Entra una poliziotta in divisa, sulla targhetta di riconoscimento leggo “M.J. Calloway”. «Pardon.» Si rivolge a Marino. «Scusi tanto, capitano, non credevo che fosse qui.»
«Be’, adesso lo sa.» La guarda male.
«Dottoressa Scarpetta?» I suoi occhi sembrano palline da pingpong, che passano veloci da Marino a me e viceversa. «Le devo fare un paio di domande a proposito del barattolo di formulina…»
«Formalina» la correggo a bassa voce.
«Sì, certo» borbotta. «Okay, mi può dire esattamente dove si trovava il barattolo, quando l’ha preso in mano?»
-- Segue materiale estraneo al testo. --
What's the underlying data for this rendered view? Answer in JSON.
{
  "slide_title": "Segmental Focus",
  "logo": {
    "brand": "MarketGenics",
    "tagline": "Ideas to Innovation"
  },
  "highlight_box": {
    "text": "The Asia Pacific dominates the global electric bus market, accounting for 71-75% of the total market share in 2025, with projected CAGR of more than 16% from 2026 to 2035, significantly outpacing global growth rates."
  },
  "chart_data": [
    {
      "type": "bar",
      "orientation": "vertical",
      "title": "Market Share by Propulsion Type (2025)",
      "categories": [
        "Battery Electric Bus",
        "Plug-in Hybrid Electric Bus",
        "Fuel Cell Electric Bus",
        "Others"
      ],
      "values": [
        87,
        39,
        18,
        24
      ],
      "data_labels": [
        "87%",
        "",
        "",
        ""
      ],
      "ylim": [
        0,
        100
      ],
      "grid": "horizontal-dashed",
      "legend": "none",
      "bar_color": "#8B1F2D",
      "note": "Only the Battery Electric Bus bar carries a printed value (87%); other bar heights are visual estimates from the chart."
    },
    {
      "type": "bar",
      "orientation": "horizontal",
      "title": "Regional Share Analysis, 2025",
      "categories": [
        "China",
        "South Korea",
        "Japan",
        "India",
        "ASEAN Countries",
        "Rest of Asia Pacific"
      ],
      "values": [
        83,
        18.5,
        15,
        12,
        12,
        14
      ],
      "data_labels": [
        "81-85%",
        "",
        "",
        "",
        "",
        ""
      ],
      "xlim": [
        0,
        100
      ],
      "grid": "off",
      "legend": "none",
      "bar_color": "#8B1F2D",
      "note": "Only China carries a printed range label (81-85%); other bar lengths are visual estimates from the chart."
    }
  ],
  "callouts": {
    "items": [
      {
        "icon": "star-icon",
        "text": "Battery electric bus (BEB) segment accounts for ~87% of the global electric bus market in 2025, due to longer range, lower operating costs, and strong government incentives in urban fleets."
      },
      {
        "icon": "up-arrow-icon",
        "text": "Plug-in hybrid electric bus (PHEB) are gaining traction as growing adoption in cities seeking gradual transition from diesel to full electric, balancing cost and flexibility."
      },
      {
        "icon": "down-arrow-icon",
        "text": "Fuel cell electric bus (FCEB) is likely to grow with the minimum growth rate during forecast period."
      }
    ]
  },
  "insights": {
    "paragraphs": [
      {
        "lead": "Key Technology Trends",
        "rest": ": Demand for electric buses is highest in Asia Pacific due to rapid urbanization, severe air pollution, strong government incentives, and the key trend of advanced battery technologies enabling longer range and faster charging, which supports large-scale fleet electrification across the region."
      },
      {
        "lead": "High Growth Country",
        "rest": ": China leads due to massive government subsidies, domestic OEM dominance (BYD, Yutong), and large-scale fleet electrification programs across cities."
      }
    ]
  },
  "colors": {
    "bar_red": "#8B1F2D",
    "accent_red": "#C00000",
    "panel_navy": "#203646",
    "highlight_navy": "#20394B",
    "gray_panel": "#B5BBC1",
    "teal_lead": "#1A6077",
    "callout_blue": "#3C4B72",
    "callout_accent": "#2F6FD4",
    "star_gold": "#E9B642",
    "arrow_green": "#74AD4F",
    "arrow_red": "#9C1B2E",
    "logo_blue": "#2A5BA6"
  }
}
Marino rimane sul letto, come se fosse normale per lui starci seduto sopra. Cerca il pacchetto di sigarette nel taschino.
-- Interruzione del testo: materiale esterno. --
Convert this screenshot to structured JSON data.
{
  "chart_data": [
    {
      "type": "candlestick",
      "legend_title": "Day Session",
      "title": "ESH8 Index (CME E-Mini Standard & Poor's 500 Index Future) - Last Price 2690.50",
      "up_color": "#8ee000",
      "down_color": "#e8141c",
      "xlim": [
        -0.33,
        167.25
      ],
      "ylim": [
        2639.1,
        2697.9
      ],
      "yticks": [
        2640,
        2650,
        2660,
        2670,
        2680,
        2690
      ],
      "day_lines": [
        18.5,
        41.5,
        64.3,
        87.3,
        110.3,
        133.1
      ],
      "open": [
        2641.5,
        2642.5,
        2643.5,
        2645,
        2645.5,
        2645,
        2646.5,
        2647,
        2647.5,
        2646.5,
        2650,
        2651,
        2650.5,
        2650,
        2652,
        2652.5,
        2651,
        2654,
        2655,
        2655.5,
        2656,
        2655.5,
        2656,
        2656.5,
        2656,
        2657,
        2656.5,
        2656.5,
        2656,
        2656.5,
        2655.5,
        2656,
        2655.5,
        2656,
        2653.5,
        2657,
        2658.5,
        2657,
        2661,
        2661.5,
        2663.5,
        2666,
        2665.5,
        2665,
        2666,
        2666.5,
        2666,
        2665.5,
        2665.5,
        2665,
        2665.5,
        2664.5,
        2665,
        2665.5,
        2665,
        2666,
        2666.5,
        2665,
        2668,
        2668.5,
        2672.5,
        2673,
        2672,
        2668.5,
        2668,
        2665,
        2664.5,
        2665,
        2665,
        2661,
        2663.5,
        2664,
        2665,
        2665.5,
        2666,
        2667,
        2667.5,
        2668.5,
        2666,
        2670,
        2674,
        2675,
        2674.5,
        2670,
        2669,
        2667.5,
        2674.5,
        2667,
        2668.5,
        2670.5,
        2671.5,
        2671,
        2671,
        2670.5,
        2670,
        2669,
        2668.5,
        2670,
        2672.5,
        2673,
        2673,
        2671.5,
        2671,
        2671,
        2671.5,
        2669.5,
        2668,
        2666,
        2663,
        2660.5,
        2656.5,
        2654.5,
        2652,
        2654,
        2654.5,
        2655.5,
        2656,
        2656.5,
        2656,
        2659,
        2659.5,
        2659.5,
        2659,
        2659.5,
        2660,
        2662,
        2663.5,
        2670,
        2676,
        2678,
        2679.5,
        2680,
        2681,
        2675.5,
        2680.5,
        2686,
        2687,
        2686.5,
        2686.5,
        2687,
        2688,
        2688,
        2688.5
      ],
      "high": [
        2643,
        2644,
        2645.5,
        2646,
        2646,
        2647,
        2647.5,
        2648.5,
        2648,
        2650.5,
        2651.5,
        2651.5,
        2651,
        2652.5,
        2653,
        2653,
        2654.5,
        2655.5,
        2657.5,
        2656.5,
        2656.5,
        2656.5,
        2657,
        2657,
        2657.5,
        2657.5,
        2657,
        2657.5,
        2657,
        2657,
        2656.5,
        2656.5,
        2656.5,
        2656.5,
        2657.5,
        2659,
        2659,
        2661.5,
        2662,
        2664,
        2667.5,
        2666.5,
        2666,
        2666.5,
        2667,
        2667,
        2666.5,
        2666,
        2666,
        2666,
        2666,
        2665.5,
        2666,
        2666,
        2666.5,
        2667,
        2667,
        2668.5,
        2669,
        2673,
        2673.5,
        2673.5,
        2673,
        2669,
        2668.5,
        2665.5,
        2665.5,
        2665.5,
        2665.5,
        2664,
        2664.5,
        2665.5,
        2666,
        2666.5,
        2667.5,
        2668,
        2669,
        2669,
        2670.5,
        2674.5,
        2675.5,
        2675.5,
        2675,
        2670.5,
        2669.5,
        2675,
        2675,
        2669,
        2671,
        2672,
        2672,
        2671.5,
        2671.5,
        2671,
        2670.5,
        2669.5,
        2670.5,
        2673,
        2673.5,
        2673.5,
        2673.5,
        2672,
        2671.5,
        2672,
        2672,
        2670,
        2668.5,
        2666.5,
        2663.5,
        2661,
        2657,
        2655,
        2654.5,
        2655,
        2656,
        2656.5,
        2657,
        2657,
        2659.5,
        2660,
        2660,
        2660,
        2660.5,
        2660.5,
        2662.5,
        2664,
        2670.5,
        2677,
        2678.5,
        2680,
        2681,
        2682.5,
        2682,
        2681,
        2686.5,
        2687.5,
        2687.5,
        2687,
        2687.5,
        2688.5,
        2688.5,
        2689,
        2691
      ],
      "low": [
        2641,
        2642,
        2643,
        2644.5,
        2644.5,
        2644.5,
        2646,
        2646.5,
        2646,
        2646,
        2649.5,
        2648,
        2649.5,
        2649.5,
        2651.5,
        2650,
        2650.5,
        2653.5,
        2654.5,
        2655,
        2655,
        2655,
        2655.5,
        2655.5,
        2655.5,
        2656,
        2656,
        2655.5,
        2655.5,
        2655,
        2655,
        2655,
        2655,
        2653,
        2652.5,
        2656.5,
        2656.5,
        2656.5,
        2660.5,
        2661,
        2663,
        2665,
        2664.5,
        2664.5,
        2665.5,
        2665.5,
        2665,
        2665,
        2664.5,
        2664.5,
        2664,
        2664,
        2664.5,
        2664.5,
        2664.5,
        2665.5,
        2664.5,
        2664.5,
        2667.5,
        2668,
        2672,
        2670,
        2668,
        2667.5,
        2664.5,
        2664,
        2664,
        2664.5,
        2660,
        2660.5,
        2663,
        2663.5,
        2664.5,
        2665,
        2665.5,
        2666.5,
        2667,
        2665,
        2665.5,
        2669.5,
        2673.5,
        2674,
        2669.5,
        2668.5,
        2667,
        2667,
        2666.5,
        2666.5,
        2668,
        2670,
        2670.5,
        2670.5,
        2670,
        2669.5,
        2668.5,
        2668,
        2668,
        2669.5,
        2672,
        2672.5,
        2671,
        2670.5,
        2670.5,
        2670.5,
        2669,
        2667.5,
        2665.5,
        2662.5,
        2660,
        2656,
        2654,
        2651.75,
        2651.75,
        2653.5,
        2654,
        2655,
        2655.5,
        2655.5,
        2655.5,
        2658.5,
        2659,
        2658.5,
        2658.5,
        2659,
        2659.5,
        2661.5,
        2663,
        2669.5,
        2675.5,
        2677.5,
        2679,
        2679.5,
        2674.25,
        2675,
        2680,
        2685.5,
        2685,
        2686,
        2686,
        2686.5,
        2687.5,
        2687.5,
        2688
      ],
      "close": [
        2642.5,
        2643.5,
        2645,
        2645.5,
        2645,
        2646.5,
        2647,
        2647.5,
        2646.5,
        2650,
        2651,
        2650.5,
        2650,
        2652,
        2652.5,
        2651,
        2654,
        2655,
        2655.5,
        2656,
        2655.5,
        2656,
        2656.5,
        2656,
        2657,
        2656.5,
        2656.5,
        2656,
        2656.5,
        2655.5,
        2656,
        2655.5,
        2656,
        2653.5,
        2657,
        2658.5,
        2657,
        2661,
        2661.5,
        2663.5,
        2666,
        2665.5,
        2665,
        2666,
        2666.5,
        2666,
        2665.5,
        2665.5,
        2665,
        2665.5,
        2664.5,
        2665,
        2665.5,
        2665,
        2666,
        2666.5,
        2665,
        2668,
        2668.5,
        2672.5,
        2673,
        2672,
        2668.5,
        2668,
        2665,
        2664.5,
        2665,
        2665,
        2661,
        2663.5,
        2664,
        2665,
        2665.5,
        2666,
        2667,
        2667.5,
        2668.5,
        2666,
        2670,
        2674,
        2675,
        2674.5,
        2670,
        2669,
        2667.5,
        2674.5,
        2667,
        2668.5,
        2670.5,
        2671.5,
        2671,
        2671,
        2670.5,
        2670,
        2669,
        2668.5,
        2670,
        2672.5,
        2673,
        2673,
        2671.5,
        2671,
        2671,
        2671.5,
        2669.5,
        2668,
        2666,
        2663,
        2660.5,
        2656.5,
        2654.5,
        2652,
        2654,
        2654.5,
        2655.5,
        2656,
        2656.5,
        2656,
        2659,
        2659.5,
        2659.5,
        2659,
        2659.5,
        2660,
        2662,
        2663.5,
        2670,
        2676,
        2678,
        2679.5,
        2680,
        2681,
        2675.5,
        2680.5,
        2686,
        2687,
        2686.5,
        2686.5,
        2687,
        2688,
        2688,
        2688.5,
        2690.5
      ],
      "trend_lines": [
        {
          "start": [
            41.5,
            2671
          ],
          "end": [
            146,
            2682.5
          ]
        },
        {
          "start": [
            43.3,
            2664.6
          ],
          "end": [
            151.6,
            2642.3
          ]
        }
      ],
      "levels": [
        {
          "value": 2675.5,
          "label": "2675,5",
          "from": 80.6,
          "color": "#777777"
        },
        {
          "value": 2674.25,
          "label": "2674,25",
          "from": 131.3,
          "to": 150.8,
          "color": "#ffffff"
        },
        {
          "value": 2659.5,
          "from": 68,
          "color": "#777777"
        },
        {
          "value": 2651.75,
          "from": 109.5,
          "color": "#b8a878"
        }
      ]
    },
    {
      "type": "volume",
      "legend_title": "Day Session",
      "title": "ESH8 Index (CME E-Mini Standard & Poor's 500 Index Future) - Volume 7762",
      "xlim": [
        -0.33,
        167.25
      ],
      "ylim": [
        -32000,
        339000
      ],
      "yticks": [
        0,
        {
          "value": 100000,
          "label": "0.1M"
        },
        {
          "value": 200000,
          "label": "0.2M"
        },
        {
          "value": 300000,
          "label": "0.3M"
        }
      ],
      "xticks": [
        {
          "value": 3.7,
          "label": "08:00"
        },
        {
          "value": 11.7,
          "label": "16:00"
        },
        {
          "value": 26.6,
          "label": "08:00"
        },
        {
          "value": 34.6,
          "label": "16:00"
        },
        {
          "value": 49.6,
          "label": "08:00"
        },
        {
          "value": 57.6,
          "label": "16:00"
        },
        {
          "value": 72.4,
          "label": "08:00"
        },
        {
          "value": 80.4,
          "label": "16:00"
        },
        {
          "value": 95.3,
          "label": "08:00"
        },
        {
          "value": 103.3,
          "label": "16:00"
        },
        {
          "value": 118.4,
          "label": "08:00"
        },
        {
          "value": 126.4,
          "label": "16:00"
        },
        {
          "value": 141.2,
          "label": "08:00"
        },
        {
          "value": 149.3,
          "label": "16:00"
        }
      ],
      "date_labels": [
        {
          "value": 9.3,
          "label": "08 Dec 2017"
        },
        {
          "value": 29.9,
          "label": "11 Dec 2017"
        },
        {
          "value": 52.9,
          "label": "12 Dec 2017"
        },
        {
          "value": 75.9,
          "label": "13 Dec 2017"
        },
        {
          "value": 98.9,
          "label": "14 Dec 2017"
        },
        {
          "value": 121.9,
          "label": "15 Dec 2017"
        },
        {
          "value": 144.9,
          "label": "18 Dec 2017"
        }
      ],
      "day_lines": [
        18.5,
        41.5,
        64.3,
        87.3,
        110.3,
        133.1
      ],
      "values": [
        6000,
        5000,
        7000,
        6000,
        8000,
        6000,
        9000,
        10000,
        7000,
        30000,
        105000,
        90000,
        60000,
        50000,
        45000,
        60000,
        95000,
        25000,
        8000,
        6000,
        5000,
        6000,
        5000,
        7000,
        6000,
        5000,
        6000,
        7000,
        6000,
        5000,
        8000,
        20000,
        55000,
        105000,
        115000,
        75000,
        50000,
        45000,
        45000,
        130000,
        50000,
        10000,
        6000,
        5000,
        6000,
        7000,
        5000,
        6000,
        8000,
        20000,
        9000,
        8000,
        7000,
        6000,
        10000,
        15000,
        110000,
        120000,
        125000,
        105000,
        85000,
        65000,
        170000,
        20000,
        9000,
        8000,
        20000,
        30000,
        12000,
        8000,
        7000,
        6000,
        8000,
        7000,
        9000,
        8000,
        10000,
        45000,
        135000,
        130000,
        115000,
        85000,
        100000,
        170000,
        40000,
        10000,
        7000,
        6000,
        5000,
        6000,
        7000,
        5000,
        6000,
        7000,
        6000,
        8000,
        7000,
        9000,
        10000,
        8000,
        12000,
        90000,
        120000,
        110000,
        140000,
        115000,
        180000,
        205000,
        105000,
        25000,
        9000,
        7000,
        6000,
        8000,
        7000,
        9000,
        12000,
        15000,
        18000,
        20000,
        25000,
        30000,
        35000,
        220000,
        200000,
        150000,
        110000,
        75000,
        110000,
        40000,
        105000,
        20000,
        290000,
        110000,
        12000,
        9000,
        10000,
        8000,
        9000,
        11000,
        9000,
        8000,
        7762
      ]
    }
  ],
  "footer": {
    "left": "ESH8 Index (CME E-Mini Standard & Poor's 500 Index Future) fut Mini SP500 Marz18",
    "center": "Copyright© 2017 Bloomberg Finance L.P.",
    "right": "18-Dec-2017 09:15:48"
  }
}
«Sul tavolino del soggiorno» rispondo alla Calloway. «L’ho già detto.»
«Sì, ma dove di preciso? Ho visto che è un tavolino basso ma piuttosto grande. Mi dispiace disturbarla, mi creda, ma stiamo cercando di ricostruire l’accaduto, e più tempo passa più è difficile ricordare i dettagli.»
Marino si fa scivolare in mano una Lucky Strike. «Agente Calloway» non la guarda nemmeno in faccia «da quanto tempo è nell’Investigativa? Non mi pare di ricordarla nell’A Squad.» Marino è a capo di una squadra con questo nome che si occupa dei crimini violenti.
«Non sappiamo dove fosse esattamente il barattolo, capitano. Soltanto questo.» Ha le guance in fiamme.
Probabilmente hanno mandato lei a chiedermelo perché pensavano che mi disturbasse meno ricevere in camera mia una donna che un uomo. Forse l’hanno fatto per questo, o forse perché nessun altro aveva voglia di parlare con me.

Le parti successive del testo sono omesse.